Fait pour servir et valoir ce que de droit.

Fait à [Ville], le [date]

Signature : [signature]
[Nom Prénom]

Quelles sont les mentions indispensables d’une attestation sur l’honneur ?

Pour être juridiquement recevable auprès des administrations et des juridictions, le document doit comporter :

  1. L’identité complète du déclarant : Nom, prénom, date et lieu de naissance, adresse du domicile.
  2. L’énoncé précis et daté des faits : Les faits doivent être décrits de façon concrète, neutre et compréhensible.
  3. Le rappel des sanctions pénales : La mention explicite de la connaissance des sanctions en cas de fausse déclaration confère sa force probante au document.
  4. La mention « Fait pour servir et valoir ce que de droit » : Formule d’usage validant la finalité juridique de l’écrit.
  5. La date et le lieu de rédaction, suivis de la signature manuscrite.

Quels risques en cas de fausse déclaration ?

Une attestation sur l’honneur n’est pas un simple document administratif sans conséquence : elle engage directement votre responsabilité pénale.

Selon l’article 441-7 du Code pénal, le fait d’établir une attestation ou un certificat faisant état de faits matériellement inexacts, ou de falsifier une attestation, est puni de :

  • 1 an d’emprisonnement et 15 000 € d’amende ;
  • Les peines sont portées à 3 ans d’emprisonnement et 45 000 € d’amende si l’infraction est commise au préjudice du Trésor public ou d’un organisme de protection sociale (CAF, Sécurité sociale, Pôle Emploi / France Travail).

L’organisme lésé exigera en outre le remboursement intégral et rétroactif de toutes les allocations ou indemnités indûment perçues, assorti de majorations administratives.

Foire aux questions (FAQ)

L’attestation sur l’honneur doit-elle être obligatoirement manuscrite ?

Non. Le texte de l’attestation peut être rédigé sur ordinateur et imprimé. Seule la signature doit impérativement être faite à la main (manuscrite) par la personne qui s’engage (sauf en cas d’utilisation d’une signature électronique qualifiée eIDAS).

Quels justificatifs doit-on obligatoirement joindre à l’attestation ?

Une attestation sur l’honneur n’a de valeur que si elle est accompagnée d’une copie de votre pièce d’identité en cours de validité (carte nationale d’identité, passeport ou titre de séjour).

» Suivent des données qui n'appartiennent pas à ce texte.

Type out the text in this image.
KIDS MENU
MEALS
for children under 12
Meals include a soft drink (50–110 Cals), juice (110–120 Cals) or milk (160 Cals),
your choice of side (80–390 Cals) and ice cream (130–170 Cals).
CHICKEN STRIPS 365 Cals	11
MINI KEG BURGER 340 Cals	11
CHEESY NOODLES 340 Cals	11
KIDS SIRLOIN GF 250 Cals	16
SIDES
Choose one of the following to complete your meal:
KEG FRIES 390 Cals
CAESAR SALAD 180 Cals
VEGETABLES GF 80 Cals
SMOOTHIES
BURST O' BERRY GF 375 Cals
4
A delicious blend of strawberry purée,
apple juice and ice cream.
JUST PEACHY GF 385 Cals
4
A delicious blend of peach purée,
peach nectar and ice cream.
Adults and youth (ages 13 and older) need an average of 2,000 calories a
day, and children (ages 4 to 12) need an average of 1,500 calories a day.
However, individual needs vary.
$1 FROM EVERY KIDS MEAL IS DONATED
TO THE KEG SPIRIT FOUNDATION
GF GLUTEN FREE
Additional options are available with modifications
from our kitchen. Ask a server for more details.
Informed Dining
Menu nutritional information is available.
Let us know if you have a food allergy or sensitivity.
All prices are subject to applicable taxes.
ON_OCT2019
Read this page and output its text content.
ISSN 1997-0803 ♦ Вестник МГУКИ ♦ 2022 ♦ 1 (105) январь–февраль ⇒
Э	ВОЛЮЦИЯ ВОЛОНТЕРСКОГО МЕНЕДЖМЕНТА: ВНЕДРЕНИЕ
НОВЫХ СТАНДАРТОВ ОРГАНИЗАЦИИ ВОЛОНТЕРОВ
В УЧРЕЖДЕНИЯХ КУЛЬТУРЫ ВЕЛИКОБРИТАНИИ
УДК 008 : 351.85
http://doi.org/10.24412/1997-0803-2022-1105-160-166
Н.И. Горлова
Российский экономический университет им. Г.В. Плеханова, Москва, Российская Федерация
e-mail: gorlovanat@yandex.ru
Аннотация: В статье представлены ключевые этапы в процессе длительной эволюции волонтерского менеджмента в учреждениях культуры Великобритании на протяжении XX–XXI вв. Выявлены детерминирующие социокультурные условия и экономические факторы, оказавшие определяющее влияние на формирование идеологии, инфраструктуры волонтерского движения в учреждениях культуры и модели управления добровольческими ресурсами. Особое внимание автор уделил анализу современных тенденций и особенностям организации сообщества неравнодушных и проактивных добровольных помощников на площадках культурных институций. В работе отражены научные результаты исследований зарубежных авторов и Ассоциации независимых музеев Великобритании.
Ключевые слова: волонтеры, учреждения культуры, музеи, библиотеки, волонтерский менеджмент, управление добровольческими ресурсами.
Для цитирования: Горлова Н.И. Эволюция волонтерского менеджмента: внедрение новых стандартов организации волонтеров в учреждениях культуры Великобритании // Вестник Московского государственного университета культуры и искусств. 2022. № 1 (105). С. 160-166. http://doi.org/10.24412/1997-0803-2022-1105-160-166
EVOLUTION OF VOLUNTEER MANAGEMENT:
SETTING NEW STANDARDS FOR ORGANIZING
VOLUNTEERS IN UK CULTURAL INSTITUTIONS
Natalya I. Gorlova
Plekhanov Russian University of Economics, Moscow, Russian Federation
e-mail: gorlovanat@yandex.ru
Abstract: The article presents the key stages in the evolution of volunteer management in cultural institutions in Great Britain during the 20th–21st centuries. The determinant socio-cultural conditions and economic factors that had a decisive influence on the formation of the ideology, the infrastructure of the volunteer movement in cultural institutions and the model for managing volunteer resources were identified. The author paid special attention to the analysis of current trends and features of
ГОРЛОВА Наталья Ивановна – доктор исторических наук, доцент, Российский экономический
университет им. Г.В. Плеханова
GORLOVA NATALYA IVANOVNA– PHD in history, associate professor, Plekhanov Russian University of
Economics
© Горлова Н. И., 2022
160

Pour une attestation d’hébergement, ajoutez obligatoirement un justificatif de domicile de moins de 3 mois au nom de l’hébergeant (facture d’électricité, de gaz, d’eau ou quittance de loyer non manuscrite).

Doit-on faire légaliser ou certifier sa signature en mairie ?

En France, pour les démarches courantes auprès des administrations publiques, la légalisation de signature n’est plus exigée (décret n° 2000-1277). Une simple signature accompagnée de la photocopie de la pièce d’identité suffit dans l’immense majorité des cas.